Khalida, in her petition, said several months have passed but she and her family have not been made aware why they were being prevented from entering or accessing their own residence

Written by Sofi Ahsan | New Delhi |
Updated: August 24, 2021 8:01:43 am
Nizamuddin Markaz has remained locked since a case was registered in connection with a Tablighi Jamaat congregation there last year.

THE DELHI High Court Monday questioned Delhi Police over keeping Tablighi Jamaat chief Maulana Muhammad Saad Kandhalvi’s family out of their home for more than a year, and directed it to hand over the keys of Markaz Nizamuddin’s residential portion to his mother within two days so she can reside there. The court directed her not to enter any other portion of the Markaz until further orders.

Nizamuddin Markaz, which includes a mosque, a madrasa and the residential area, has largely remained locked since a case was registered in connection with a Tablighi Jamaat congregation there last year. Kandhalvi’s mother, Khalida, had earlier approached the lower court against the sealing of the residential portion.

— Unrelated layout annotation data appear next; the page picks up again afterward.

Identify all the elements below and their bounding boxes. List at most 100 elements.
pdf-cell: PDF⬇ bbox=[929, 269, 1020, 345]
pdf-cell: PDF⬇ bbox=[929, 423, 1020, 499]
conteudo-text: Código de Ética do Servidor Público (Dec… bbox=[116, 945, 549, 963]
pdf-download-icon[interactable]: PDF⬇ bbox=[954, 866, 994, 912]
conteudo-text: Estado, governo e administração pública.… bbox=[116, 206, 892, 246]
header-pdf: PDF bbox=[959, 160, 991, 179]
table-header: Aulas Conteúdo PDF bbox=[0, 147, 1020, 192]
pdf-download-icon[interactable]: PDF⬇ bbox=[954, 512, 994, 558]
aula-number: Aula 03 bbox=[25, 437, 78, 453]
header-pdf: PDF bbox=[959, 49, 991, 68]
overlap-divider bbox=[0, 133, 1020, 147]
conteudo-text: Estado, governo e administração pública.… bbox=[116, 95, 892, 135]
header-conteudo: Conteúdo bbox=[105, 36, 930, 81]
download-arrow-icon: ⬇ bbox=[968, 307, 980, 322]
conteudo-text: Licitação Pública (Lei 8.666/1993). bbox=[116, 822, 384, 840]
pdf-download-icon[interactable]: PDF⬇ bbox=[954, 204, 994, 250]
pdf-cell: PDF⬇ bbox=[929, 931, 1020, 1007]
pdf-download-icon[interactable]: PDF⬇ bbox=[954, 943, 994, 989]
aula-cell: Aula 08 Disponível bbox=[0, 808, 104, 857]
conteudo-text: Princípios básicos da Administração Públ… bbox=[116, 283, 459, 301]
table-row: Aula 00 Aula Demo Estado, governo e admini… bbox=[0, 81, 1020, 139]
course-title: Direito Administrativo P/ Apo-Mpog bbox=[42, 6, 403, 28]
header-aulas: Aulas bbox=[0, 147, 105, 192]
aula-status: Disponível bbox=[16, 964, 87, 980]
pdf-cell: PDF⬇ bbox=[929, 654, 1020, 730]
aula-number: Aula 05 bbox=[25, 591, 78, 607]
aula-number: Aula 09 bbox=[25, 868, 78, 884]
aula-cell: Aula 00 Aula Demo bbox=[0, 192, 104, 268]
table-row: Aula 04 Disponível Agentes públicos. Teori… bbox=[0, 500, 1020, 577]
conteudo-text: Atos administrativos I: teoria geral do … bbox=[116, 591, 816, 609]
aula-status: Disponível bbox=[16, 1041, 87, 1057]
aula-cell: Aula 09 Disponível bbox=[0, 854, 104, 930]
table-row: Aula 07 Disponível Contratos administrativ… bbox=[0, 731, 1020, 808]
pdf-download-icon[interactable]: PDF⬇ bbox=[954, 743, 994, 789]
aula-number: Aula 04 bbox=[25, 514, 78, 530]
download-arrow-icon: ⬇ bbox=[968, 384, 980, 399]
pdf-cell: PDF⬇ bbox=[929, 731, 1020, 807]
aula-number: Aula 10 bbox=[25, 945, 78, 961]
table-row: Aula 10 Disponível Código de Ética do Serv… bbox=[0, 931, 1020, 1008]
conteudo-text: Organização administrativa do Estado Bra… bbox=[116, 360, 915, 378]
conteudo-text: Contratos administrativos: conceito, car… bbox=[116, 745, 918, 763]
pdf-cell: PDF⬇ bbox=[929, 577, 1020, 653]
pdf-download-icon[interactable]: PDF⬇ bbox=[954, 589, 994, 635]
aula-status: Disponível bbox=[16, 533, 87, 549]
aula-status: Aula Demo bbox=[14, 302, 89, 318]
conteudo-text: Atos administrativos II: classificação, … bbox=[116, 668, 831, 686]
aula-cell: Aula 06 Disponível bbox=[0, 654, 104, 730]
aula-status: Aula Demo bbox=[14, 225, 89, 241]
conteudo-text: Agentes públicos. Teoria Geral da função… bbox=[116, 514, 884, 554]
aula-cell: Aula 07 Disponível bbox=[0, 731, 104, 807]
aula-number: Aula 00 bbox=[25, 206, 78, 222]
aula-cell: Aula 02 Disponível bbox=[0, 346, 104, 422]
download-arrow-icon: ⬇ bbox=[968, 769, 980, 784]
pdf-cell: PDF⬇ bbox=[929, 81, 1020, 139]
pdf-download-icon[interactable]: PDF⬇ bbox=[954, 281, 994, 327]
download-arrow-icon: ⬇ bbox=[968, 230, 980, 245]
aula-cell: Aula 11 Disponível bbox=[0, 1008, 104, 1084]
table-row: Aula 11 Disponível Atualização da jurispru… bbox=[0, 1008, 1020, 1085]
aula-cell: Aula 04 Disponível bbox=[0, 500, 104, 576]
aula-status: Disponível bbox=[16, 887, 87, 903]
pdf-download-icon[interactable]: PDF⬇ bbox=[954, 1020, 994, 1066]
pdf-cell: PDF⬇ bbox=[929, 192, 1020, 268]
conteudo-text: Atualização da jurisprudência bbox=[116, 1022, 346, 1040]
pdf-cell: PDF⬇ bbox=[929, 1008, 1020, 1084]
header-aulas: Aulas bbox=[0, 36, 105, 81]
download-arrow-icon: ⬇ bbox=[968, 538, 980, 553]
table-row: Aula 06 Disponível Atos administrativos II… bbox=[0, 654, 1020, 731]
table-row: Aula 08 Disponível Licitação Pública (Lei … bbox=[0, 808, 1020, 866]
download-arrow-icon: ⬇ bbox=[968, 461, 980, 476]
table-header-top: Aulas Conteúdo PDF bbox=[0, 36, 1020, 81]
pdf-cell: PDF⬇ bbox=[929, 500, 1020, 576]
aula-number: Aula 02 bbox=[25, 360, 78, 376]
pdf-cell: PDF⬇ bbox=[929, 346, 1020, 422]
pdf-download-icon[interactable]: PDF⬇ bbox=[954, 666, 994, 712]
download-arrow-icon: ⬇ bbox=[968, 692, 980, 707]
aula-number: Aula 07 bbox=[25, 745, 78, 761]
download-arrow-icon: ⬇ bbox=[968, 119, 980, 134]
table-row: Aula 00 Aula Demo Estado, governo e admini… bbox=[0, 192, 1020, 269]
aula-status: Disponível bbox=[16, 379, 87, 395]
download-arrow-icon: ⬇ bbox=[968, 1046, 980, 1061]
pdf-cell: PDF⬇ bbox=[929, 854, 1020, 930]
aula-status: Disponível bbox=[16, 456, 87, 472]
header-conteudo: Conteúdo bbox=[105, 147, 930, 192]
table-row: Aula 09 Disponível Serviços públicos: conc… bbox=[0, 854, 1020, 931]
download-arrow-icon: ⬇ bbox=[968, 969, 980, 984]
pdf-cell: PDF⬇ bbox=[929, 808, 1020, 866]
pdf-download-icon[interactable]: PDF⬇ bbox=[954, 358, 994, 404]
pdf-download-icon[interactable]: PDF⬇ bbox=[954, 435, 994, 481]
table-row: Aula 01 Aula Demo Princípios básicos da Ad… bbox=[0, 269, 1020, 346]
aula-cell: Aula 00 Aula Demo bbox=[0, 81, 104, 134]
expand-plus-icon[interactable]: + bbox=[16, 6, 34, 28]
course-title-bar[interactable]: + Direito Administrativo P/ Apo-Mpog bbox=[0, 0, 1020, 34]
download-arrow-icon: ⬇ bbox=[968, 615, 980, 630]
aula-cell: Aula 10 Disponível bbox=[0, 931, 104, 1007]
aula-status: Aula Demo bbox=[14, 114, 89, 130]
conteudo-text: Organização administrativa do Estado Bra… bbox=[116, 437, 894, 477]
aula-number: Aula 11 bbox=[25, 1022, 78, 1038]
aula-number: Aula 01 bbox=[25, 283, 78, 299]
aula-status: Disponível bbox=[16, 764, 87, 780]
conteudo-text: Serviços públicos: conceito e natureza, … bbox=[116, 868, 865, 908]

While a magisterial court in September 2020 allowed her plea, the order was stayed and later set aside by a sessions court in December 2020 after the police challenged the grant of relief.

“Kya? Kaunsa Section laga rakha hai aapne? You are basically saying Section 60 (Indian Evidence Act) and Section 310 (CrPC)… Section 60 is something else. Preserving a site does not mean that you have to just lock it. You take photographs, everything and then move yourself from the site. What is this?” Justice Yogesh Khanna told the police on Monday while hearing 72-year-old Khalida’s petition against the sessions court order.

While Section 60 pertains to direct oral evidence, Section 310 provides for inspection by a judge or magistrate of a place where an offence is alleged to have been committed. Section 310 confers no power upon the police to lock the residence and Section 60 is not applicable in the facts of the present case, senior advocate Rebecca Mammen John, representing Khalida, argued on Monday.
Justice Khanna said that the case against Markaz Nizamuddin was only that people were residing there. “What was recovered from this? It is only the case that people were residing inside that Markaz…,” observed the court.

“We can’t allow the people who were residing there to stay in a guesthouse or any other area than their own houses,” said the court.

Khalida, in the petition filed through advocate Fuzail Ahmad Ayyubi, said that several months have passed but she and her family have not been made aware about the reason or under what authority they were being prevented from entering or accessing their own residence. The family has been compelled to reside at the place of friends and relatives, the plea said.

“The court below failed to appreciate the fact that the residential house of the petitioner is not case property and is not needed for purposes of any local inspection to be carried out by the court. The offence if any was committed in the markaz premises which is separate from the four storied residential premises of which the petitioner seeks de-sealing,” Khalida’s counsel argued in the petition.

Noting that the State failed to produce any order before the magisterial court under which the residential premises were locked, Justice Khanna said that admittedly, there was no order of sealing or seizure of the premises which has been lying locked since April 1 last year. “Issue notice to the State. Let the State file a reply stating inter alia any order etc if issued,” said the court, while listing the case for next hearing on December 9.